When we open our eyes upon waking, cortisol levels naturally begin to rise by an average of 50%. 30 minutes after waking, cortisol levels will still show this sharp increase. By 60 minutes after waking, cortisol levels have peaked and begin to decline. Measuring this rise and fall of cortisol levels at waking can be used as a “mini stress test”. Research shows that the size of this increase correlates with the HPA-axis function, even if the sample measurements are all within range.
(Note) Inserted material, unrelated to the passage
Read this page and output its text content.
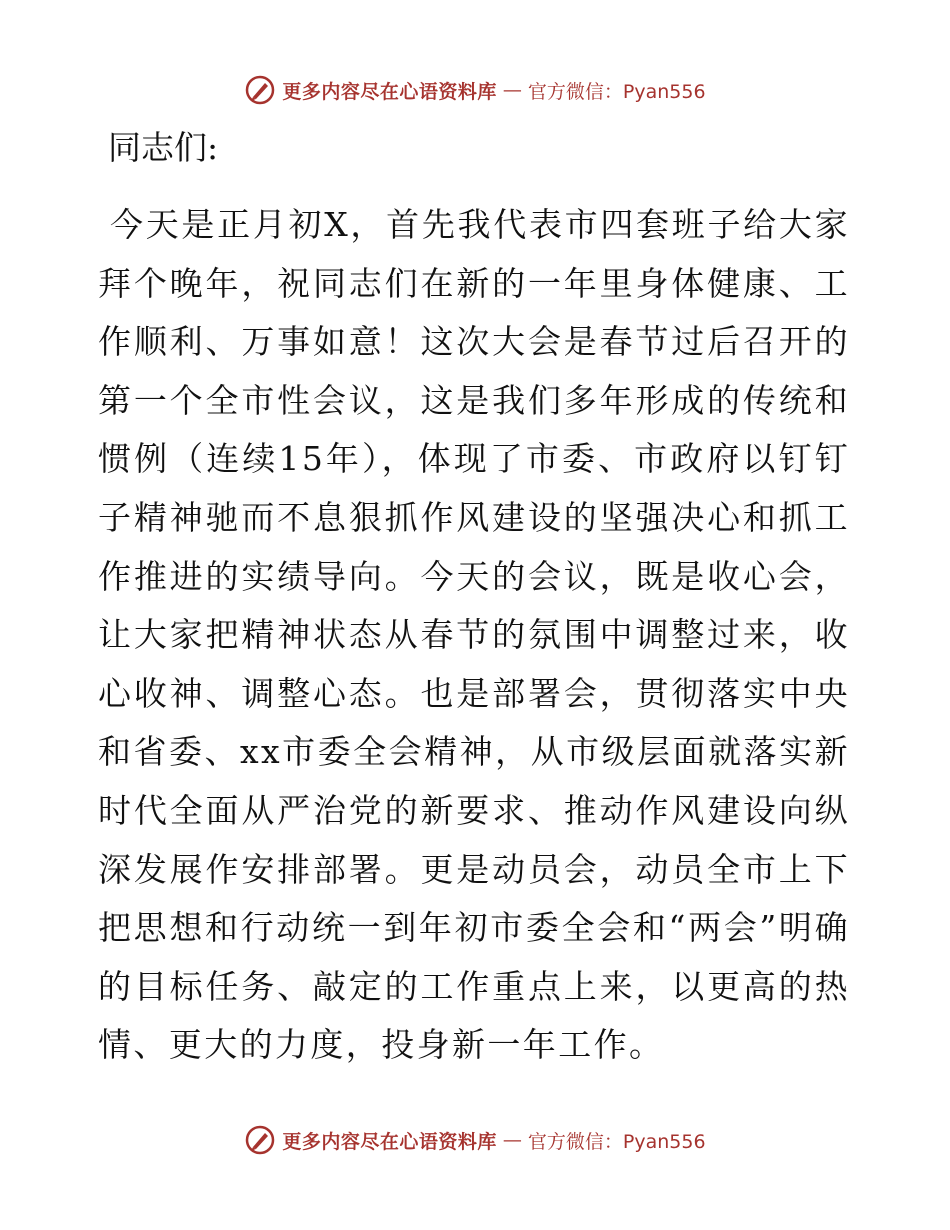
更多内容尽在心语资料库 — 官方微信：Pyan556

同志们:

今天是正月初X，首先我代表市四套班子给大家拜个晚年，祝同志们在新的一年里身体健康、工作顺利、万事如意！这次大会是春节过后召开的第一个全市性会议，这是我们多年形成的传统和惯例（连续15年），体现了市委、市政府以钉钉子精神驰而不息狠抓作风建设的坚强决心和抓工作推进的实绩导向。今天的会议，既是收心会，让大家把精神状态从春节的氛围中调整过来，收心收神、调整心态。也是部署会，贯彻落实中央和省委、xx市委全会精神，从市级层面就落实新时代全面从严治党的新要求、推动作风建设向纵深发展作安排部署。更是动员会，动员全市上下把思想和行动统一到年初市委全会和“两会”明确的目标任务、敲定的工作重点上来，以更高的热情、更大的力度，投身新一年工作。

更多内容尽在心语资料库 — 官方微信：Pyan556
A quick saturation of saliva swabs upon waking, and at 30 and 60 minutes after waking, provide what is required to assess a patient’s Cortisol Awakening Response.
A low or blunted Cortisol Awakening Response can be a result of an underactive HPA axis, excessive psychological burnout, seasonal affective disorder (SAD), sleep apnea or poor sleep in general, PTSD, chronic fatigue and/or chronic pain. A decreased CAR has also been associated with systemic hypertension, functional GI diseases, postpartum depression, and autoimmune diseases.
An elevated Cortisol Awakening Response can be a result of an over-reactive HPA axis, ongoing job-related stress (anticipatory stress for the day), glycemic dysregulation, pain (i.e. waking with painful joints or a migraine), and general depression (not SAD). One study* showed that neither the waking nor post-waking cortisol results correlated to Major Depressive Disorder, but the CAR calculation (the change between the first two samples) did. This measurement of the response to waking has independent clinical value showing dysfunction that may be hidden by current testing options.